Située à l’ombre de la tour Reyers, cette future “Cité des Médias” englobera non seulement les nouveaux sièges de la VRT et de la RTBF mais aussi tout un pôle dédié à l’industrie audiovisuelle qui réunira des entreprises, des écoles et des organismes actifs dans le secteur créatif.
Mi-vert mi-béton
Ce morceau de ville inédit ne sera pas un “ghetto techno” pour autant puisque Mediapark intégrera également des commerces, des logements et des espaces verts pour donner un souffle de vie supplémentaire à cet écosystème. Déployé sur 20 hectares dans la commune de Schaerbeek, ce nouveau quartier prévoit la construction de 382.000 m2 de nouvelles surfaces sur la moitié du domaine, l’autre étant composée de lieux de passage et d’espaces verts. Outil majeur du développement de la Région de Bruxelles-Capitale, la Société d’aménagement urbain (SAU) est chargée de la mise en oeuvre opérationnelle du Mediapark et assure donc le rôle de coordinatrice du chantier. C’est elle qui est également aux commandes de la construction du bâtiment emblématique de cette future Cité des Médias dont les travaux viennent d’être lancés: l’immeuble Frame (8.000 m2) qui sera la vitrine de Mediapark, le long du boulevard Reyers.
La tour Reyers ne remplira plus sa mission originelle de relais hertzien mais sera affectée à une autre activité, encore à définir.

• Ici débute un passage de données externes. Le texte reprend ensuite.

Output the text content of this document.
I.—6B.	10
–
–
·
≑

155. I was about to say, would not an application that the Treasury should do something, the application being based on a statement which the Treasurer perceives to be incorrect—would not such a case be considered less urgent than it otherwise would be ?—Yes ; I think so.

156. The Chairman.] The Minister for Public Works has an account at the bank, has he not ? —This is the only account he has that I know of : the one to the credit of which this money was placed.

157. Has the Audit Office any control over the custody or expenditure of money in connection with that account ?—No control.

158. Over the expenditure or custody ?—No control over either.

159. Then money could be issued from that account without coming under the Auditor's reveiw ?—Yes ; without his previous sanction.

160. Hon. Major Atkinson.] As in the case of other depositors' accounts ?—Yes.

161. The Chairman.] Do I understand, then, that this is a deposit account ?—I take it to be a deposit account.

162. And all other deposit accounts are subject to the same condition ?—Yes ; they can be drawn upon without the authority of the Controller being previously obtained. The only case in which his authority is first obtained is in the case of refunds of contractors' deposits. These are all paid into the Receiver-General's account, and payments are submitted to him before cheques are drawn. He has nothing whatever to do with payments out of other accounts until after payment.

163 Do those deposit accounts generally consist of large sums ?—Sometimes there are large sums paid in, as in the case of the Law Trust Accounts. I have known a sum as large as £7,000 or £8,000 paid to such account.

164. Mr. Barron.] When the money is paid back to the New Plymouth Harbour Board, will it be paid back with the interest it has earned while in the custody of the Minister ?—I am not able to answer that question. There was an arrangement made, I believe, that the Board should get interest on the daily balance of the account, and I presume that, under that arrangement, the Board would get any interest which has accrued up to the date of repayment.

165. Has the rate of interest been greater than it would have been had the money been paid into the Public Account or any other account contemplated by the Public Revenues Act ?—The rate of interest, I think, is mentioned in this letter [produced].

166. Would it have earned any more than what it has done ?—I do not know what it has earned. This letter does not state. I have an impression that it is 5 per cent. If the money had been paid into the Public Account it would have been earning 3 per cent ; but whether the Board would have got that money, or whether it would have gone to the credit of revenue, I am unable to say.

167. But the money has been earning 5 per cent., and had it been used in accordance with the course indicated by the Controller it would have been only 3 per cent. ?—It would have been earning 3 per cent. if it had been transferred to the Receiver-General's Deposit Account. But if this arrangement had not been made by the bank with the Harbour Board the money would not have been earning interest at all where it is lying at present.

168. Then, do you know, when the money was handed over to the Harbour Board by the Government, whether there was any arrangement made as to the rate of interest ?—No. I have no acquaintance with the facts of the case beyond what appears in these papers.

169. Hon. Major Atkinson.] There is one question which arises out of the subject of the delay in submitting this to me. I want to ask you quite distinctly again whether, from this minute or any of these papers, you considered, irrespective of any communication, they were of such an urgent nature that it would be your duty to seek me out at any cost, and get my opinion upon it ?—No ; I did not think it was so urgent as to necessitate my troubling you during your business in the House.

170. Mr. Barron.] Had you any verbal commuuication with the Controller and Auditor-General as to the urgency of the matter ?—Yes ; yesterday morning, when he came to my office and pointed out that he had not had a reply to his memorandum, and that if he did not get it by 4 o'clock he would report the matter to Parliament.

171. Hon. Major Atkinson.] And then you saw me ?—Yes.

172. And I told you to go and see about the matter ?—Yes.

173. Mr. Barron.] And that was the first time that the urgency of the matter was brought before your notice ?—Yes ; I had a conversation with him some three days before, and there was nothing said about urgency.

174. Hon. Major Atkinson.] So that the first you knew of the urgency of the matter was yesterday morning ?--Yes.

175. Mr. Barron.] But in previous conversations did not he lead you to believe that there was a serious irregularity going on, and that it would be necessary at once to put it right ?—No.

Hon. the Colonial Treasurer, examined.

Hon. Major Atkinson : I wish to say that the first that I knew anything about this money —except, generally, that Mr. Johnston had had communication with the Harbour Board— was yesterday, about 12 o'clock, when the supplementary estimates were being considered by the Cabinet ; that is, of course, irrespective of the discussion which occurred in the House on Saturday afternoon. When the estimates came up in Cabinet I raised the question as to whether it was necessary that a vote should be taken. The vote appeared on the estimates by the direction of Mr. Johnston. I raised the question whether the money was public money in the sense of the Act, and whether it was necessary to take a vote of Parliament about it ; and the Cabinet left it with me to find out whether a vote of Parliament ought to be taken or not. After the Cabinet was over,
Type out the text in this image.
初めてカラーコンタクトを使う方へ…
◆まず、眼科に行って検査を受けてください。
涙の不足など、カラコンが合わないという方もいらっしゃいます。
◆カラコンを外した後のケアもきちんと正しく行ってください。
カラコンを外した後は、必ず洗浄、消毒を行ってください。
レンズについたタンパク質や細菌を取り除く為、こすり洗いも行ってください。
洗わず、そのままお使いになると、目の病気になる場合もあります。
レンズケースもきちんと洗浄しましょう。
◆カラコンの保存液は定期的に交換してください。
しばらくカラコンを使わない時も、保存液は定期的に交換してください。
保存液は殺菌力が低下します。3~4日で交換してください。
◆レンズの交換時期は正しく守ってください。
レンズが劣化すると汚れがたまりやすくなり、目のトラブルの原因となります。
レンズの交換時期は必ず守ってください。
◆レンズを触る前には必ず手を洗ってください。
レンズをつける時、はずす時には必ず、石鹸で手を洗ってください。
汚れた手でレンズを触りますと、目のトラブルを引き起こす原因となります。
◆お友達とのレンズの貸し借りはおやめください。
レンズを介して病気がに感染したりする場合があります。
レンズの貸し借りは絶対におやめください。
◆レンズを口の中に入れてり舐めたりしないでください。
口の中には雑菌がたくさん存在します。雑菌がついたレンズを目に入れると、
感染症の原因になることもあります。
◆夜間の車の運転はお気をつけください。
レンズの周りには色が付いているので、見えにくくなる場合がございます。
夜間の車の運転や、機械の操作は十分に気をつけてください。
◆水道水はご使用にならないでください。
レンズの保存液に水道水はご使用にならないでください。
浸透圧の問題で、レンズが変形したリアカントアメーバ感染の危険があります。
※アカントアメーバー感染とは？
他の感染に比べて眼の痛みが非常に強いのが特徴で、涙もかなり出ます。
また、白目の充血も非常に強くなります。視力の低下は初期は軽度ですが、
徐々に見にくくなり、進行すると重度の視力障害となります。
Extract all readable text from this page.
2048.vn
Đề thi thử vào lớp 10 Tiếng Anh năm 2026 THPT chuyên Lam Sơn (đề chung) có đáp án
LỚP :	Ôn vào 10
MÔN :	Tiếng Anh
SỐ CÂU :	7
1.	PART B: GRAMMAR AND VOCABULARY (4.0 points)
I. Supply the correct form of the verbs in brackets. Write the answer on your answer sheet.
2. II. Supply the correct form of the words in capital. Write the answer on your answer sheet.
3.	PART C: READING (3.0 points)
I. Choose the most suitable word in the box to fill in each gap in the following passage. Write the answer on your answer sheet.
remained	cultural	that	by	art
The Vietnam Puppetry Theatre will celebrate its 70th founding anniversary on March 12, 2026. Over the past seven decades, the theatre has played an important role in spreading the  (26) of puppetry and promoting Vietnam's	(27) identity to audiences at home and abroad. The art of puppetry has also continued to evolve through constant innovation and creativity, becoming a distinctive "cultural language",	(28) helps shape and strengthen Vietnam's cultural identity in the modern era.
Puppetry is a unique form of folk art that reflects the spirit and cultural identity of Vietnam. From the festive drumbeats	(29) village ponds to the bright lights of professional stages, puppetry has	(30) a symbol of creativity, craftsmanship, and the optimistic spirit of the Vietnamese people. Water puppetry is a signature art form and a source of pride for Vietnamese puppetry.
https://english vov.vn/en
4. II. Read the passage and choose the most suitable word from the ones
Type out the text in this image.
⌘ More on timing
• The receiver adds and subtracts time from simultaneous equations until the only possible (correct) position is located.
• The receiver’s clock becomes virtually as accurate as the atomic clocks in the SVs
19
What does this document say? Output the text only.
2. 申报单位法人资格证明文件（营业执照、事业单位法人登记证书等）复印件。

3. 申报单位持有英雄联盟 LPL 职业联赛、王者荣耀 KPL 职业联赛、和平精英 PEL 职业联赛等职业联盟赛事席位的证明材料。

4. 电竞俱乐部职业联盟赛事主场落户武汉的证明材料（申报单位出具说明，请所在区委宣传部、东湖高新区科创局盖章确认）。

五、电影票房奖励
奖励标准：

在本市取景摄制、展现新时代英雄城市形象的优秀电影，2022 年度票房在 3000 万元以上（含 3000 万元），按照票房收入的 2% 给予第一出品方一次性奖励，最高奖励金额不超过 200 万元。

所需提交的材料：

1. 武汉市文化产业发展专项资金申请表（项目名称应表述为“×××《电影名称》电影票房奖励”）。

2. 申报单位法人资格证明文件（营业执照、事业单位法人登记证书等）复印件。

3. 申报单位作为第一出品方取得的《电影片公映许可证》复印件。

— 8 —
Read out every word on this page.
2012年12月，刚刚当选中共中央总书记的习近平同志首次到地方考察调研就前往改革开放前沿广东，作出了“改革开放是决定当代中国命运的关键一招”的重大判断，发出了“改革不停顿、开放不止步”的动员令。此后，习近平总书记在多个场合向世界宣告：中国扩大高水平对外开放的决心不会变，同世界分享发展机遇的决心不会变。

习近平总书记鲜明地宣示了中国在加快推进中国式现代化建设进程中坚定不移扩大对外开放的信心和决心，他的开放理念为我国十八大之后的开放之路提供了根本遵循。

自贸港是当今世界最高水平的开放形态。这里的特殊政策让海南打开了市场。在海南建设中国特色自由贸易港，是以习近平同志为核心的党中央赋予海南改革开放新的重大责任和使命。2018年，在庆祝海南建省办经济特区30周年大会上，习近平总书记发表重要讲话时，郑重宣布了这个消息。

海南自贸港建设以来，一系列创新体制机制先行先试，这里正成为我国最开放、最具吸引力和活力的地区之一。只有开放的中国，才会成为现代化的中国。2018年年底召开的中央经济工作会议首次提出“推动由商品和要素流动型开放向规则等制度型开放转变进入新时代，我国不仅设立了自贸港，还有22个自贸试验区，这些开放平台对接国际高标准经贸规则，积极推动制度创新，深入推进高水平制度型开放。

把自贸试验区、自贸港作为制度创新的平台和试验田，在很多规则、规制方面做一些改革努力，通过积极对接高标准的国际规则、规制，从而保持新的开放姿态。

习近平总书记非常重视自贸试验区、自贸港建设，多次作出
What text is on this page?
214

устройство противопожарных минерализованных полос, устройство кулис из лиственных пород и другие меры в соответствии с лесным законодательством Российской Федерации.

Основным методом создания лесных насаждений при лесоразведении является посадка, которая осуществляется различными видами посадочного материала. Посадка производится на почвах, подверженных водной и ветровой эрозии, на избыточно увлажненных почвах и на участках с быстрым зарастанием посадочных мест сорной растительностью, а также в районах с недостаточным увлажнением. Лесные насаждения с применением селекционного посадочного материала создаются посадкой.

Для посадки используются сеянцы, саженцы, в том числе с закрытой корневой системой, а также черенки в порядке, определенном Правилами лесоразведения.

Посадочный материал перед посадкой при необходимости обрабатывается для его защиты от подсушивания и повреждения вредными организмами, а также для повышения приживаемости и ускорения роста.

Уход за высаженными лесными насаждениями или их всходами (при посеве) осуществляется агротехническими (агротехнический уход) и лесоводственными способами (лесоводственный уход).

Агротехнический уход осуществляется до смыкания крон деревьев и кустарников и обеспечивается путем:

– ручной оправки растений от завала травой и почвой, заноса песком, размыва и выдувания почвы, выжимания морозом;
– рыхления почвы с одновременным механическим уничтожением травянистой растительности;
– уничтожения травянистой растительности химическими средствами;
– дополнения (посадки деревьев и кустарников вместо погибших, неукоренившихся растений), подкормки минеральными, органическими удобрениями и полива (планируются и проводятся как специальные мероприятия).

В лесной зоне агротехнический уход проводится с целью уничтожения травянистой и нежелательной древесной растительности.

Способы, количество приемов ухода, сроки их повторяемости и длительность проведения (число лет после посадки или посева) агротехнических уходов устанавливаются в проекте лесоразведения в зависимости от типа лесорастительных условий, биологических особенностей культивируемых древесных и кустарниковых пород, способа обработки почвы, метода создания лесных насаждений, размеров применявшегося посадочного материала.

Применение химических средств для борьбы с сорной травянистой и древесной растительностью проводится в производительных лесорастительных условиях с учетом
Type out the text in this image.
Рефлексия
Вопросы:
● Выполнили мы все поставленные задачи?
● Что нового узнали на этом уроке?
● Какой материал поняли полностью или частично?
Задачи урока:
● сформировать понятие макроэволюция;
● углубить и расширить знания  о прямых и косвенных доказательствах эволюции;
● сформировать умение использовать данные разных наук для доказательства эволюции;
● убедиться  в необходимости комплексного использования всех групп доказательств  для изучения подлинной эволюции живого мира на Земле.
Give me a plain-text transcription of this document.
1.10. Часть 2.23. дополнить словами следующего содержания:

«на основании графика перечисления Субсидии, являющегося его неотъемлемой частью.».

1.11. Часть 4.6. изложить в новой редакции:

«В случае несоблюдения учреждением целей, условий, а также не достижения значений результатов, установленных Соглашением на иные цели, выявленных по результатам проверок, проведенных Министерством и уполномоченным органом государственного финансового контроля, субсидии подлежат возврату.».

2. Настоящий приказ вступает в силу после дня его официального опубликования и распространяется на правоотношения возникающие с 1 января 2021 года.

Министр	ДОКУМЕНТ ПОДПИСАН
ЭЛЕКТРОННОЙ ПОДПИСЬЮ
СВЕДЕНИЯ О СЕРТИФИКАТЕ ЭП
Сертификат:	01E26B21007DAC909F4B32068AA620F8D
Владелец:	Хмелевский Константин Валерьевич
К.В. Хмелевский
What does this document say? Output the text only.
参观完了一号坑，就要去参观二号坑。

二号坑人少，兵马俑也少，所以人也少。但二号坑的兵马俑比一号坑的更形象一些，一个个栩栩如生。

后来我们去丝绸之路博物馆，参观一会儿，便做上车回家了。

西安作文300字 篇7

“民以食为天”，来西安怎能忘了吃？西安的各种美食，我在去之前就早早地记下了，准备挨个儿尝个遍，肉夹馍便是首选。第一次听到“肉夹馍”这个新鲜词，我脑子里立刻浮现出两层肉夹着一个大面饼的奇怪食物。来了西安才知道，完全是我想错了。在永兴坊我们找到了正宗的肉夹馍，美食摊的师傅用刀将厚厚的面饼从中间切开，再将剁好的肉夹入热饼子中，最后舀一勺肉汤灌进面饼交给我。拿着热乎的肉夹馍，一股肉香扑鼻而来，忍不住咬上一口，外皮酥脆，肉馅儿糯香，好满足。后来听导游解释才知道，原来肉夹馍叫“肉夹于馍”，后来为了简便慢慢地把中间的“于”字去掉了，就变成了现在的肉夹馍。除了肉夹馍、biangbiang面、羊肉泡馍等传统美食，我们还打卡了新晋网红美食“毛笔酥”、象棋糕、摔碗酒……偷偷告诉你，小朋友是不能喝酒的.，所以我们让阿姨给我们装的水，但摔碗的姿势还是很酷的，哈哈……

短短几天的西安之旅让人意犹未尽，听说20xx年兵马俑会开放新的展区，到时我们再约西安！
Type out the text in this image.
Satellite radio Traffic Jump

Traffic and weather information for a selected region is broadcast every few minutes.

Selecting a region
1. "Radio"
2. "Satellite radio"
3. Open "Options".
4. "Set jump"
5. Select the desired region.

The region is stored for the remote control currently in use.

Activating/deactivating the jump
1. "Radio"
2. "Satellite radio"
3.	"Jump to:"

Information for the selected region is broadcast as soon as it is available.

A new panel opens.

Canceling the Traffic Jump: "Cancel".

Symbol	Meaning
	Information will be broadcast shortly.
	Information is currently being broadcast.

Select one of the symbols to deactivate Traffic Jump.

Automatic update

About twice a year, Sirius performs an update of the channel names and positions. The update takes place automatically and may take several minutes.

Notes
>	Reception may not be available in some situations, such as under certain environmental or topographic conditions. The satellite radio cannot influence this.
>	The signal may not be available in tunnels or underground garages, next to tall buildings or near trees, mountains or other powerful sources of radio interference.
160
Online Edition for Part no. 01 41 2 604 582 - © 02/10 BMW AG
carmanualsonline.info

Déployé sur sept niveaux, ce bâtiment accueillera le futur siège de la télévision régionale BX1, l’institut de formation Ihecs Academy, un espace de coworking pour différents acteurs des médias, un auditoire pour des conférences et des projections, et très probablement les bureaux de Screen Brussels, la structure régionale d’accompagnement pour les entrepreneurs de l’industrie audiovisuelle, qui n’a toutefois pas encore confirmé formellement sa présence dans l’immeuble.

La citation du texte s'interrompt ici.